Probably the best-known vampire is Dracula, the centuries-old vampire who stars in the 1897 Gothic horror novel by Bram Stoker.

While some say vampires have no heart, that's not true, says Lapin, who self-published a book, The Vampire, Dracula, and Incest. "A vampire has a heart, but it is imploded [psychologically]," he says. That's the origin, he says, of a vampire's need to suck blood.

Developmentally, he says, the vampire has a "glitch" in the oral sucking stage of development. "It's not accurate to say they are fixated," he says, "because if they are really fixated that would be the roots of narcissism."

"Dracula was a narcissist, but not all [vampires] are," says Lapin.

"Vampires may have a psychological need to control others," says Barbara Almond, MD, a Palo Alto, Calif., psychiatrist and psychoanalyst at the San Francisco Center for Psychoanalysis. She has published on the topic of Bram Stoker's Dracula and its psychoanalytic explanation.

Vampirism, she says, could represent a fantasy. "The fantasy would be taking over and controlling others by bleeding them."

The victim and vampire, she tells WebMD, can become pathologically dependent on each other. The victim may also become a vampire, and then they will never leave each other.

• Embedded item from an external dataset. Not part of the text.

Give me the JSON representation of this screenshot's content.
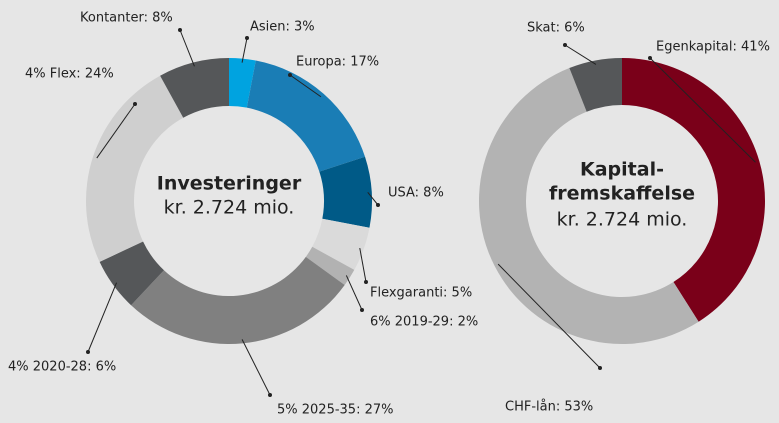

Krippner sees yet another possibility for a vampire's behavior. "Vampires may be anemic," he says. Going after another's blood, he says, "might be a form of self-medication."

If he had to pick a psychiatric diagnosis for vampires, he says, "I would say they were suffering from delusional schizophrenia." Vampires might have believed they could live a long time if they drank human blood, Krippner says.

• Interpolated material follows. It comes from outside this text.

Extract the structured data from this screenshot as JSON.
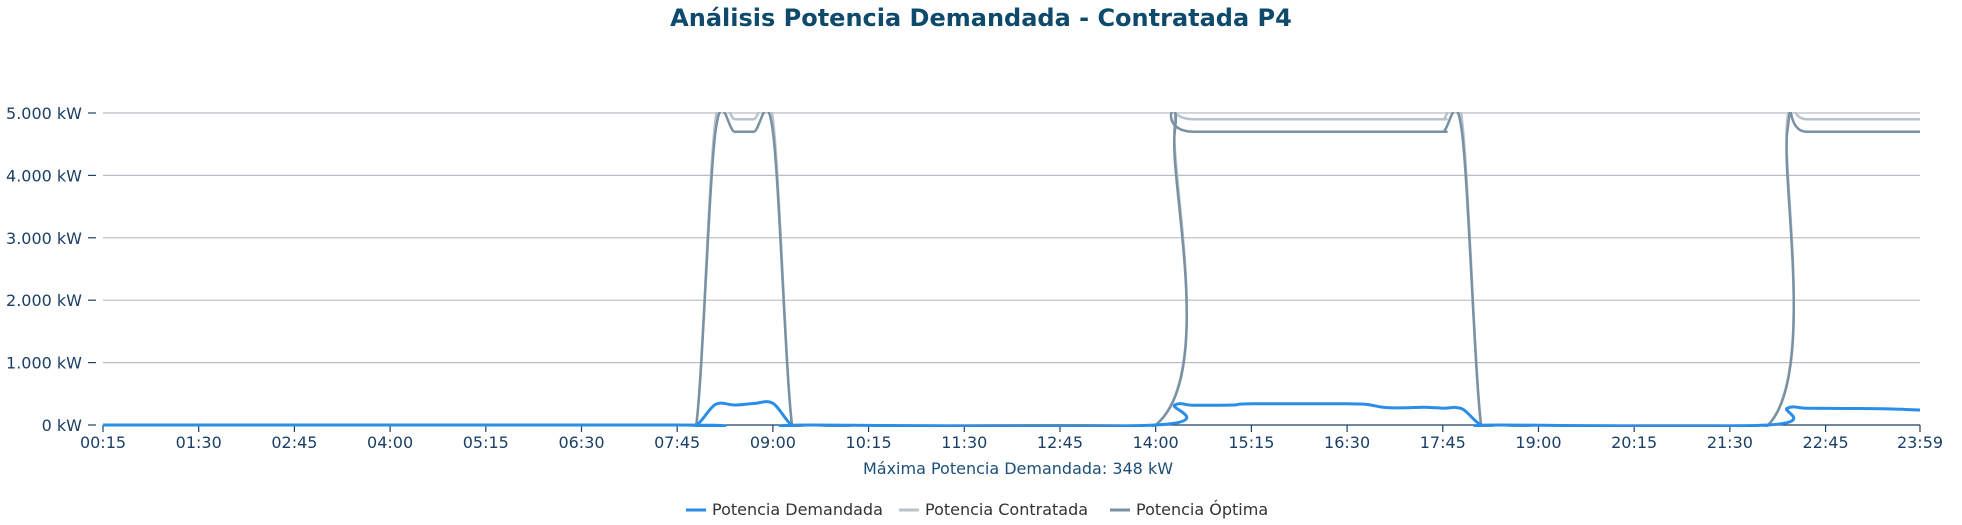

Werewolves, talked about and reported on since ancient Greek times, may have a rare psychiatric disorder called lycanthropy, in which one has the delusion he or she is being transformed into a wolf.

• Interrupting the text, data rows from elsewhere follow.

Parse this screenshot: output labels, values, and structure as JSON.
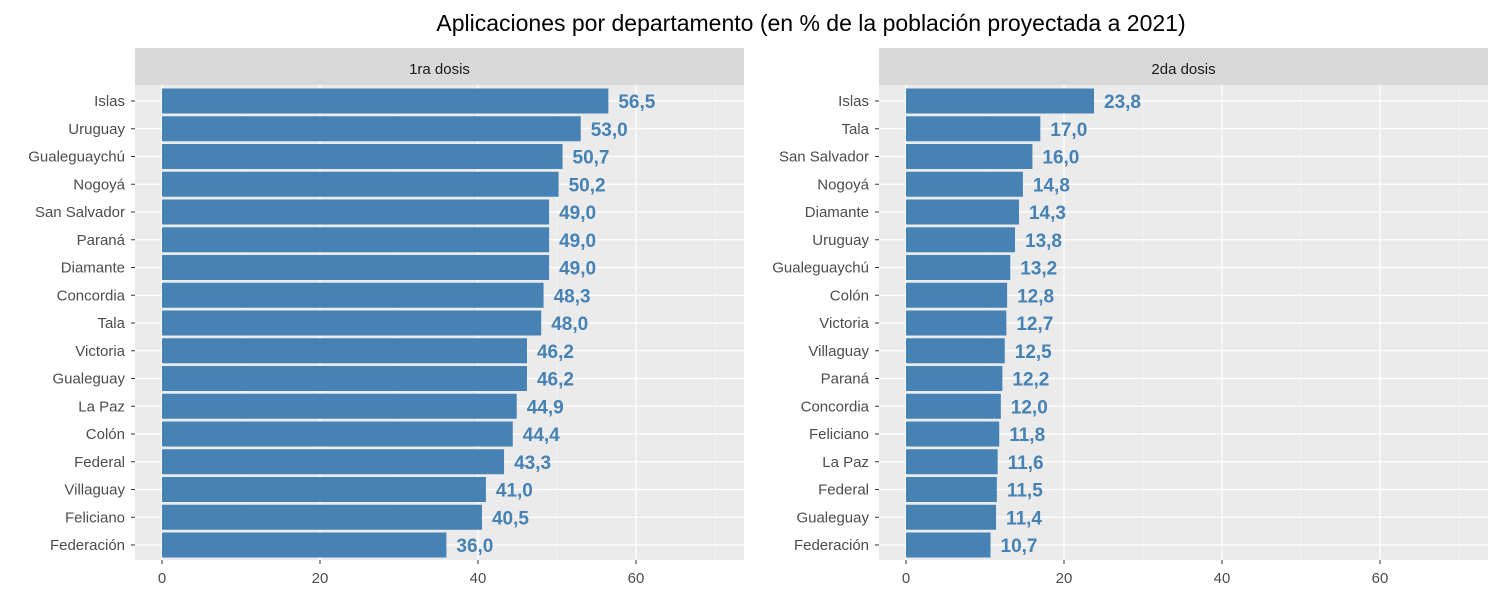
{
  "chart_data": {
    "type": "bar",
    "orientation": "horizontal",
    "title": "Aplicaciones por departamento (en % de la población proyectada a 2021)",
    "xlim": [
      0,
      70
    ],
    "xticks": [
      0,
      20,
      40,
      60
    ],
    "grid": true,
    "bar_color": "#4682b4",
    "panel_background": "#ebebeb",
    "strip_background": "#d9d9d9",
    "panels": [
      {
        "strip": "1ra dosis",
        "categories": [
          "Islas",
          "Uruguay",
          "Gualeguaychú",
          "Nogoyá",
          "San Salvador",
          "Paraná",
          "Diamante",
          "Concordia",
          "Tala",
          "Victoria",
          "Gualeguay",
          "La Paz",
          "Colón",
          "Federal",
          "Villaguay",
          "Feliciano",
          "Federación"
        ],
        "values": [
          56.5,
          53.0,
          50.7,
          50.2,
          49.0,
          49.0,
          49.0,
          48.3,
          48.0,
          46.2,
          46.2,
          44.9,
          44.4,
          43.3,
          41.0,
          40.5,
          36.0
        ],
        "labels": [
          "56,5",
          "53,0",
          "50,7",
          "50,2",
          "49,0",
          "49,0",
          "49,0",
          "48,3",
          "48,0",
          "46,2",
          "46,2",
          "44,9",
          "44,4",
          "43,3",
          "41,0",
          "40,5",
          "36,0"
        ]
      },
      {
        "strip": "2da dosis",
        "categories": [
          "Islas",
          "Tala",
          "San Salvador",
          "Nogoyá",
          "Diamante",
          "Uruguay",
          "Gualeguaychú",
          "Colón",
          "Victoria",
          "Villaguay",
          "Paraná",
          "Concordia",
          "Feliciano",
          "La Paz",
          "Federal",
          "Gualeguay",
          "Federación"
        ],
        "values": [
          23.8,
          17.0,
          16.0,
          14.8,
          14.3,
          13.8,
          13.2,
          12.8,
          12.7,
          12.5,
          12.2,
          12.0,
          11.8,
          11.6,
          11.5,
          11.4,
          10.7
        ],
        "labels": [
          "23,8",
          "17,0",
          "16,0",
          "14,8",
          "14,3",
          "13,8",
          "13,2",
          "12,8",
          "12,7",
          "12,5",
          "12,2",
          "12,0",
          "11,8",
          "11,6",
          "11,5",
          "11,4",
          "10,7"
        ]
      }
    ]
  }
}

The lycanthropy can be due to a psychosis or hysteria, what most of us call madness, Lapin says. It's not linked with depression, he says.

Werewolves, Lapin says, also "get a sexual thrill, conscious or unconscious, from murdering. They want to dominate and control through terror that evokes submission, and they want to humiliate and degrade."

Believing he is turning into a wolf by imagining the hair growth is the werewolf's way to disassociate, Lapin says. "It's simply a way to stay unconscious of what they are doing."

If your motto is the scarier the costume, the better, chances are you like the creepiness of it all.

And some say that's just fine -- at least for while. "Halloween," Krippner says, "is one of the few occasions where it is OK to flirt with the dark side of life."